The Covid-19 pandemic and Israel’s cross-border war with Hamas were among the catalysts that fired up antisemitism last year.
Antisemites and their fellow travellers claimed that Jews were involved in the spread of the deadly disease and profited by it.
Albert Bourla, the chief executive officer of the Pfizer drug company, was cited as an offender. In Greece, Bourla’s birthplace, a far-right rag published a photograph of him alongside Joseph Mengele, the German physician who selected newly-arrived Jews to be gassed at Auschwitz and who conducted gruesome medical experiments on Jewish inmates.
The fourth war pitting Israel against Hamas aroused rage among Palestinians and their supporters outside the Middle East. Hotheads among them assaulted Jews in the Diaspora, confirming the thesis that anti-Zionism and antisemitism merge into perfect symmetry during a crisis.
There is nothing new here.

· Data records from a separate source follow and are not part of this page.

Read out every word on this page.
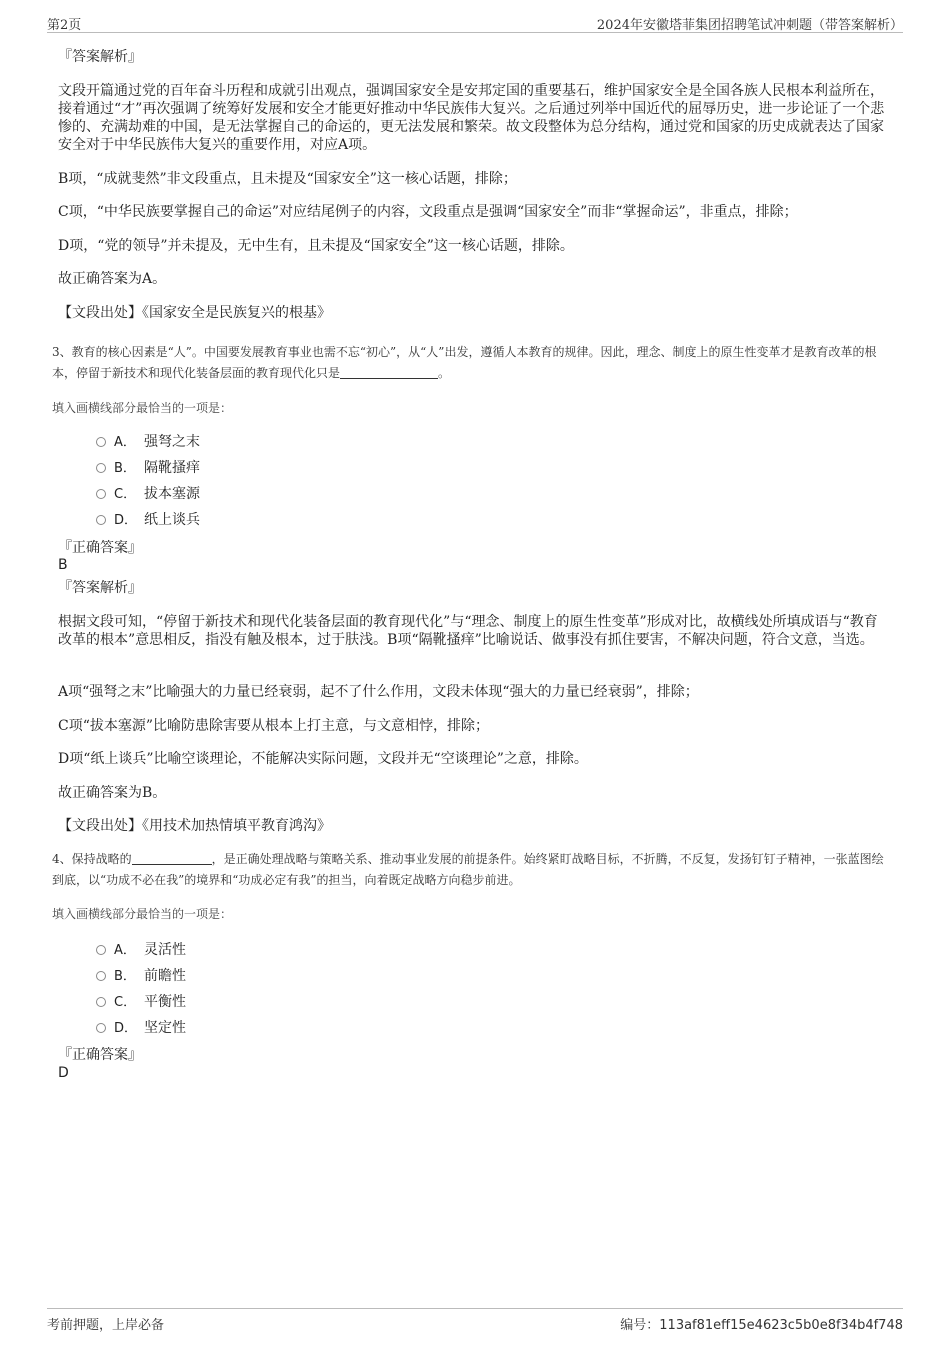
第2页	2024年安徽塔菲集团招聘笔试冲刺题（带答案解析）
『答案解析』
文段开篇通过党的百年奋斗历程和成就引出观点，强调国家安全是安邦定国的重要基石，维护国家安全是全国各族人民根本利益所在，接着通过“才”再次强调了统筹好发展和安全才能更好推动中华民族伟大复兴。之后通过列举中国近代的屈辱历史，进一步论证了一个悲惨的、充满劫难的中国，是无法掌握自己的命运的，更无法发展和繁荣。故文段整体为总分结构，通过党和国家的历史成就表达了国家安全对于中华民族伟大复兴的重要作用，对应A项。
B项，“成就斐然”非文段重点，且未提及“国家安全”这一核心话题，排除；
C项，“中华民族要掌握自己的命运”对应结尾例子的内容，文段重点是强调“国家安全”而非“掌握命运”，非重点，排除；
D项，“党的领导”并未提及，无中生有，且未提及“国家安全”这一核心话题，排除。
故正确答案为A。
【文段出处】《国家安全是民族复兴的根基》
3、教育的核心因素是“人”。中国要发展教育事业也需不忘“初心”，从“人”出发，遵循人本教育的规律。因此，理念、制度上的原生性变革才是教育改革的根本，停留于新技术和现代化装备层面的教育现代化只是	。
填入画横线部分最恰当的一项是：
A． 强弩之末
B． 隔靴搔痒
C． 拔本塞源
D． 纸上谈兵
『正确答案』
B
『答案解析』
根据文段可知，“停留于新技术和现代化装备层面的教育现代化”与“理念、制度上的原生性变革”形成对比，故横线处所填成语与“教育改革的根本”意思相反，指没有触及根本，过于肤浅。B项“隔靴搔痒”比喻说话、做事没有抓住要害，不解决问题，符合文意，当选。
A项“强弩之末”比喻强大的力量已经衰弱，起不了什么作用，文段未体现“强大的力量已经衰弱”，排除；
C项“拔本塞源”比喻防患除害要从根本上打主意，与文意相悖，排除；
D项“纸上谈兵”比喻空谈理论，不能解决实际问题，文段并无“空谈理论”之意，排除。
故正确答案为B。
【文段出处】《用技术加热情填平教育鸿沟》
4、保持战略的	，是正确处理战略与策略关系、推动事业发展的前提条件。始终紧盯战略目标，不折腾，不反复，发扬钉钉子精神，一张蓝图绘到底，以“功成不必在我”的境界和“功成必定有我”的担当，向着既定战略方向稳步前进。
填入画横线部分最恰当的一项是：
A． 灵活性
B． 前瞻性
C． 平衡性
D． 坚定性
『正确答案』
D
考前押题，上岸必备	编号：113af81eff15e4623c5b0e8f34b4f748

From the birth of Israel onward, Jews in Arab lands were maligned, marginalized, imprisoned, persecuted and driven out of their homes in countries ranging from Egypt and Syria to Libya and Yemen.
Yet, as the Anti-Defamation League reports, antisemitism rears its head even in the most tolerant of nations. In the United States last year, the number of recorded antisemitic incidents rose to a new height of 2,717, representing a 34 percent increase over the previous year.
There is no single cause for this spike, according to Jonathan Greenblatt, the chief executive officer of the Anti-Defamation League. “But we do know that Jews are experiencing more antisemitic incidents than we have had in this country in at least 40 years,” he said in its annual report.
By his reckoning, political instability and polarization are two of the drivers of antisemitism.
There is a silver lining in the dark clouds. For the second consecutive year, not a single American Jew was killed during an antisemitic incident.
Jews in Canada have not been murdered in antisemitic attacks, but in 2021, B’nai Brith says, there were 2,799 anti-Jewish hate crimes, a seven percent increase from the year before. These crimes encompassed beatings, vandalism of synagogues and swastika daubings in schools. The majority of victims appear to have been Orthodox Jews.
“If you are Jewish, you are more likely to be a victim of a hate crime by far than if you are a member of another minority,” says B’nai Brith’s senior legal counsel, David Matas.
Melissa Lantsman, a Conservative Party member of Parliament who represents the greater Toronto riding of Thornhill, believes that Canada is experiencing a “rising tide” of antisemitism.
Taken together, the upsurge of antisemitism around the globe should be an admission that efforts to minimize it or nip it in the bud have failed miserably, notwithstanding the extensive resources that have been poured into its containment or eradication.
Antisemitism has festered for centuries, rising and falling in cycles, but it has never disappeared. This is the sobering lesson to be learned by optimists who believe it can be reined in or stamped out.